If you have developed a plugin or are planning to develop a plugin I think you should consider the following situation.
When you are developing your plugin you usually need PHP classes, functions, global variables (hopefully not... it is 2014!), as well as CSS classes and identifiers, HTML name and id attributes or even JavaScript functions and variables. It is almost impossible to write a useful plugin that doesn't need at least one of them. And things usually work the way they should. Particularly, if you are using a clean (without any plugins) core in the development process.
As time goes by, you have your big-button CSS class, your nice-button id attribute, your PHP function in the qa-plugin.php file named userid_to_userhandle, your element JavaScript variable and your toggle JavaScript function. And, of course, everything works. So you release your plugin... not knowing it is a matter of time for things to stop working.
Things work until any other developer (or maybe yourself) write a different plugin that uses the big-button CSS class, the nice-button id attribute, etc. If 2 plugins use the same identifier and happen to be in the same scope then that only means things will break. So how can this issue be prevented?
Without asking core developers to do magic in the core, we can solve this by just communicating and being proactive. This issue can be easily addressed by prefixing each element that is part of a shared scope with a string. In order for that string to work as PHP class names, PHP functions, PHP varaibles, CSS class names, CSS identifiers, HTML name attribute values, HTML id attribute values, JavaScript function names and JavaScript variable names they can all contain letters, numbers and underscores (_) but should all start with a letter. There are also other identifiers that can be added to the list such as the plugin folder name and the title of your plugin settings stored in the ^options table.
I thought on the following guideliness to be applied. Prefixes should:
- Be unique and not re-used between different plugins
- Be applied to all shared scope elements including, but not limited, to the aforementioned ones
- Be at least 4 characters long
- Not use underscores
- Be separated from the rest of the element identifier by an underscore
- Be case-insensitive
This way these could be some valid names for elements prefixed with the myplugin prefix:
- PHP class: MYPLUGIN_User
- PHP function: myplugin_show_profile()
- CSS class: .myplugin_big_button
- CSS id: #myplugin_save_button
- HTML name attribute: myplugin_user_input
- HTML id attribute: myplugin_terms_agreed_checkbox
- JavaScript function: myplugin_toggleVisibility(e)
- JavaScript variable: myplugin_countryArray
- Table name: myplugin_countryArray
- Plugin folder (note it could only be the identifier itself): myplugin
- Title of element in ^options table: myplugin_enable_user_feature
An approach that is actually included in the previous guideliness is adding a developer prefix, so to speak.
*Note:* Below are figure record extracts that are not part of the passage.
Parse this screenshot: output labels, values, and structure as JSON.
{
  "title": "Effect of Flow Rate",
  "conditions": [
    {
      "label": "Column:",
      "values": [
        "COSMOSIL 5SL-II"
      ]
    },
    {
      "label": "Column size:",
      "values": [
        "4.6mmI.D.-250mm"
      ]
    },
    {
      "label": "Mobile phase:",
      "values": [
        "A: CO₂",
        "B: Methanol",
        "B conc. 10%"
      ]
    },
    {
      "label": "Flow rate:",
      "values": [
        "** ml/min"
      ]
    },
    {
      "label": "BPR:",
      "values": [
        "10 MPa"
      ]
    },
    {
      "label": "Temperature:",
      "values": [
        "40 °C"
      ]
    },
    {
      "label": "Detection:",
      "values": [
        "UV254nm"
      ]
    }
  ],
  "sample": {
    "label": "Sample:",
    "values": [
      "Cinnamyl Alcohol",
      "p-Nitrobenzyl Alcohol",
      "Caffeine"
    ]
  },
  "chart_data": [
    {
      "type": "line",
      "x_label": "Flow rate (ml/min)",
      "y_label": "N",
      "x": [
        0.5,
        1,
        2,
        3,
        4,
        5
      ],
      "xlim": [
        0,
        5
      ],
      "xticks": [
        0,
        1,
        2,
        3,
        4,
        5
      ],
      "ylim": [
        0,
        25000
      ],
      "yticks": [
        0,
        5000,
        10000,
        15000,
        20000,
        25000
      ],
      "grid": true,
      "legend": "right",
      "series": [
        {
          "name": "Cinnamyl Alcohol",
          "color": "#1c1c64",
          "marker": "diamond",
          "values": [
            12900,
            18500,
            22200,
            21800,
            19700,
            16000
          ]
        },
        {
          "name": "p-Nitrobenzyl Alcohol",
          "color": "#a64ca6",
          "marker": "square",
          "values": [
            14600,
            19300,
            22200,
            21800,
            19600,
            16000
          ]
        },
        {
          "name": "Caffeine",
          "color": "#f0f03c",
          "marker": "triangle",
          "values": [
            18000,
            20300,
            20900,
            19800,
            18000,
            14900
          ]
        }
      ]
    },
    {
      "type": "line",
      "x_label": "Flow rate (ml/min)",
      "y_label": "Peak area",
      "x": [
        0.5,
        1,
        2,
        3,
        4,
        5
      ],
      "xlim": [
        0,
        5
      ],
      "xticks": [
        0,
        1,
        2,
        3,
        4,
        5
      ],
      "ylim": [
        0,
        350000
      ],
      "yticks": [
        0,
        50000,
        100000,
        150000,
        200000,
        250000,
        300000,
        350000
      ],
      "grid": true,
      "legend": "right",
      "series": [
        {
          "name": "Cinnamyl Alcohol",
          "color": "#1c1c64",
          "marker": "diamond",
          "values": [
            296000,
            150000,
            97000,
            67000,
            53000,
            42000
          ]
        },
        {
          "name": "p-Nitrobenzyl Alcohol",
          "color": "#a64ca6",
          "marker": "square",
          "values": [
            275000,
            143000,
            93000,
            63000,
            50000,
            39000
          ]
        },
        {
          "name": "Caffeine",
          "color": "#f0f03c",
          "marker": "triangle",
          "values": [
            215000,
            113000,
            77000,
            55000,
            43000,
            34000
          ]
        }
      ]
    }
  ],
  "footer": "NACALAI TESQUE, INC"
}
So you could have plugins with the prefix MyDevId and, on your own, avoid plugin duplication by adding the second level of identification with the plugin id MyPluginId. This would result in elements identified by MyDevId_MyPluginId_identifier.
I think getting to a certain degree of agreement is needed and, as time goes by, this is becoming more necessary. Please, let me know your thoughts on this.
Now, in order to be able to satisfy guideline #1 it is needed to let others know what plugin ids you have used. Even if you don't want to follow this convention at least refer to this list to know which plugin prefixes not to use if you want to make a fully compatible plugin.
Note that while writing this, I've decided to use the developer prefix approach in the future. I'm planning to use the prefix pupi.
If you like the idea, feel free to add yours in order to centralize future lookups.